In the Denderah Zodiac there are two characters immediately below the horse, Pe and ka. Peka or Pega, is in Hebrew the chief, and Sus is horse. So that the very word (Pegasus) has come down to us and has been preserved through all the languages.
The names of the stars in this constellation declare to us its meaning. There are 89 altogether; one of the 1st magnitude, two of the 2nd, three of the 3rd, nine of the 4th, etc. And, as astronomers testify, "they render Pegasus peculiarly remarkable."
The brightest a (on the neck of the horse at the junction of the wing), comes down to us with the ancient Hebrew name of Markab, which means returning from afar. The star b (in the near shoulder) is called Scheat, i.e., who goeth and returneth The star g (at the tip of the wing) bears an Arabic name--Al Genib, who carries. The star e (in the nostril) is called Enif (Arabic), the water The star h (in the near leg) is called Matar (Arabic), who causes to flow.
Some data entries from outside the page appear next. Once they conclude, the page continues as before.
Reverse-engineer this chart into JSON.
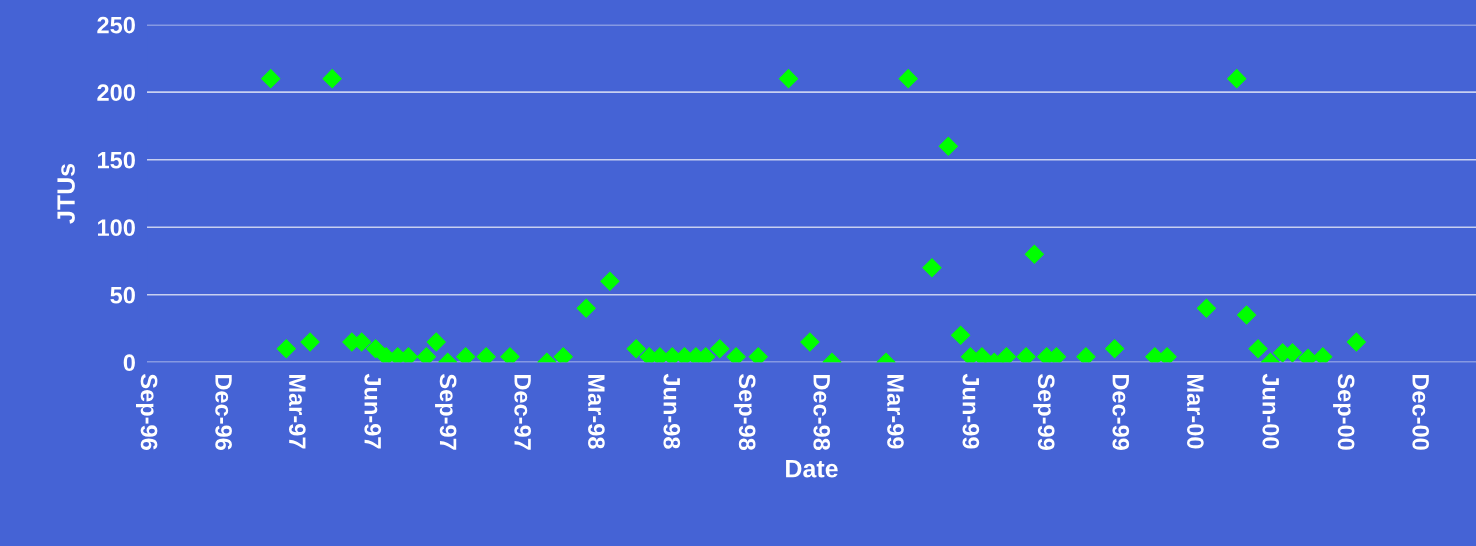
{
  "chart_data": {
    "type": "scatter",
    "xlabel": "Date",
    "ylabel": "JTUs",
    "series": [
      {
        "color": "#00ff00",
        "x": [
          "1997-01-30",
          "1997-02-18",
          "1997-03-19",
          "1997-04-15",
          "1997-05-09",
          "1997-05-21",
          "1997-06-07",
          "1997-06-20",
          "1997-07-04",
          "1997-07-17",
          "1997-08-08",
          "1997-08-20",
          "1997-09-03",
          "1997-09-25",
          "1997-10-20",
          "1997-11-18",
          "1998-01-02",
          "1998-01-22",
          "1998-02-19",
          "1998-03-20",
          "1998-04-21",
          "1998-05-07",
          "1998-05-20",
          "1998-06-04",
          "1998-06-19",
          "1998-07-03",
          "1998-07-15",
          "1998-08-01",
          "1998-08-21",
          "1998-09-17",
          "1998-10-24",
          "1998-11-19",
          "1998-12-16",
          "1999-02-20",
          "1999-03-19",
          "1999-04-17",
          "1999-05-07",
          "1999-05-22",
          "1999-06-03",
          "1999-06-17",
          "1999-07-02",
          "1999-07-17",
          "1999-08-10",
          "1999-08-20",
          "1999-09-04",
          "1999-09-16",
          "1999-10-22",
          "1999-11-26",
          "2000-01-14",
          "2000-01-29",
          "2000-03-17",
          "2000-04-23",
          "2000-05-05",
          "2000-05-19",
          "2000-06-03",
          "2000-06-18",
          "2000-06-30",
          "2000-07-19",
          "2000-08-06",
          "2000-09-16"
        ],
        "values": [
          210,
          10,
          15,
          210,
          15,
          15,
          10,
          4,
          4,
          4,
          4,
          15,
          0,
          4,
          4,
          4,
          0,
          4,
          40,
          60,
          10,
          4,
          4,
          4,
          4,
          4,
          4,
          10,
          4,
          4,
          210,
          15,
          0,
          0,
          210,
          70,
          160,
          20,
          4,
          4,
          0,
          4,
          4,
          80,
          4,
          4,
          4,
          10,
          4,
          4,
          40,
          210,
          35,
          10,
          0,
          7,
          7,
          3,
          4,
          15
        ]
      }
    ],
    "xlim": [
      "1996-09-01",
      "2001-02-09"
    ],
    "xticks": [
      {
        "value": "1996-09-01",
        "label": "Sep-96"
      },
      {
        "value": "1996-12-01",
        "label": "Dec-96"
      },
      {
        "value": "1997-03-01",
        "label": "Mar-97"
      },
      {
        "value": "1997-06-01",
        "label": "Jun-97"
      },
      {
        "value": "1997-09-01",
        "label": "Sep-97"
      },
      {
        "value": "1997-12-01",
        "label": "Dec-97"
      },
      {
        "value": "1998-03-01",
        "label": "Mar-98"
      },
      {
        "value": "1998-06-01",
        "label": "Jun-98"
      },
      {
        "value": "1998-09-01",
        "label": "Sep-98"
      },
      {
        "value": "1998-12-01",
        "label": "Dec-98"
      },
      {
        "value": "1999-03-01",
        "label": "Mar-99"
      },
      {
        "value": "1999-06-01",
        "label": "Jun-99"
      },
      {
        "value": "1999-09-01",
        "label": "Sep-99"
      },
      {
        "value": "1999-12-01",
        "label": "Dec-99"
      },
      {
        "value": "2000-03-01",
        "label": "Mar-00"
      },
      {
        "value": "2000-06-01",
        "label": "Jun-00"
      },
      {
        "value": "2000-09-01",
        "label": "Sep-00"
      },
      {
        "value": "2000-12-01",
        "label": "Dec-00"
      }
    ],
    "ylim": [
      0,
      250
    ],
    "yticks": [
      0,
      50,
      100,
      150,
      200,
      250
    ],
    "grid": "y",
    "marker": "diamond"
  }
}
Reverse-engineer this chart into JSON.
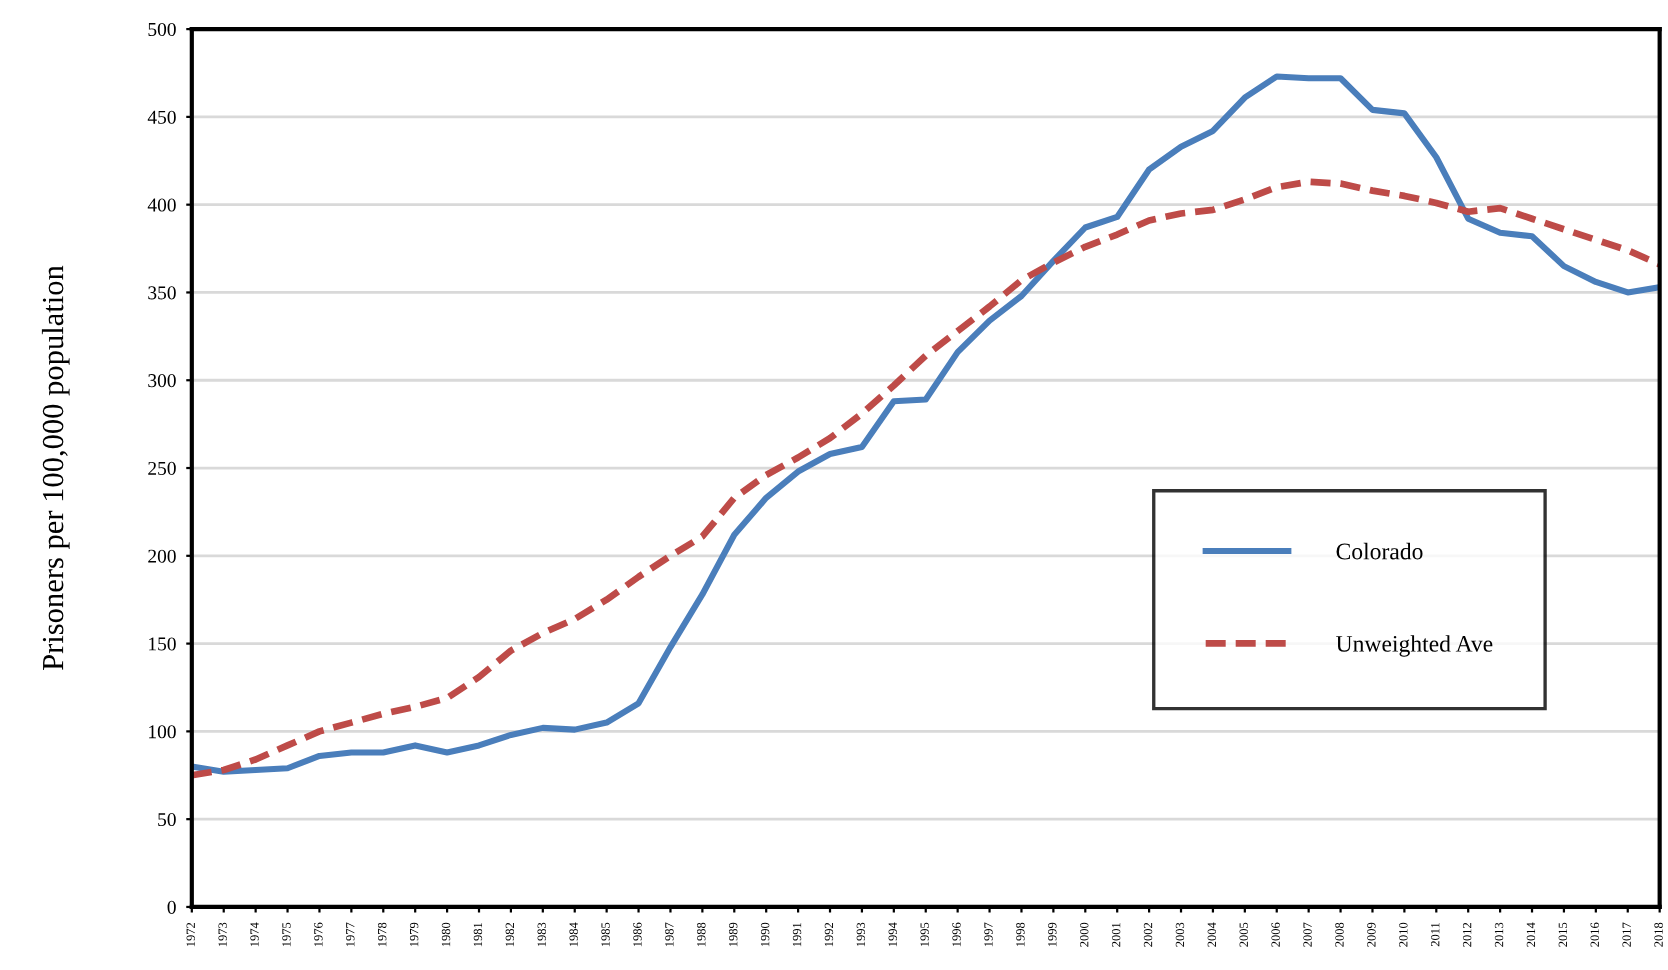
{
  "chart_data": {
    "type": "line",
    "ylabel": "Prisoners per 100,000 population",
    "categories": [
      "1972",
      "1973",
      "1974",
      "1975",
      "1976",
      "1977",
      "1978",
      "1979",
      "1980",
      "1981",
      "1982",
      "1983",
      "1984",
      "1985",
      "1986",
      "1987",
      "1988",
      "1989",
      "1990",
      "1991",
      "1992",
      "1993",
      "1994",
      "1995",
      "1996",
      "1997",
      "1998",
      "1999",
      "2000",
      "2001",
      "2002",
      "2003",
      "2004",
      "2005",
      "2006",
      "2007",
      "2008",
      "2009",
      "2010",
      "2011",
      "2012",
      "2013",
      "2014",
      "2015",
      "2016",
      "2017",
      "2018"
    ],
    "series": [
      {
        "name": "Colorado",
        "color": "#4a7ebb",
        "line_style": "solid",
        "values": [
          80,
          77,
          78,
          79,
          86,
          88,
          88,
          92,
          88,
          92,
          98,
          102,
          101,
          105,
          116,
          148,
          178,
          212,
          233,
          248,
          258,
          262,
          288,
          289,
          316,
          334,
          348,
          368,
          387,
          393,
          420,
          433,
          442,
          461,
          473,
          472,
          472,
          454,
          452,
          427,
          392,
          384,
          382,
          365,
          356,
          350,
          353
        ]
      },
      {
        "name": "Unweighted Ave",
        "color": "#be4b48",
        "line_style": "dashed",
        "values": [
          75,
          78,
          84,
          92,
          100,
          105,
          110,
          114,
          119,
          131,
          146,
          156,
          164,
          175,
          188,
          200,
          211,
          233,
          246,
          256,
          267,
          281,
          297,
          314,
          328,
          342,
          357,
          367,
          376,
          383,
          391,
          395,
          397,
          403,
          410,
          413,
          412,
          408,
          405,
          401,
          396,
          398,
          392,
          386,
          380,
          374,
          366
        ]
      }
    ],
    "ylim": [
      0,
      500
    ],
    "yticks": [
      0,
      50,
      100,
      150,
      200,
      250,
      300,
      350,
      400,
      450,
      500
    ],
    "grid": "y",
    "legend": "center right",
    "marker": "none"
  }
}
These names show us that we have to do with no mere horse. A winged horse is unknown to nature. It must therefore be used as a figure; and it can be a figure only of a person, even of Him who is "the Branch," as the star Enif shows, who said, "If I go away I will come again," as the star Scheat testifies.
He who procured these blessings for the redeemed by His Atonement, is quickly coming to bring them; and is soon returning to pour them forth upon a groaning creation. This is the lesson of Pegasus.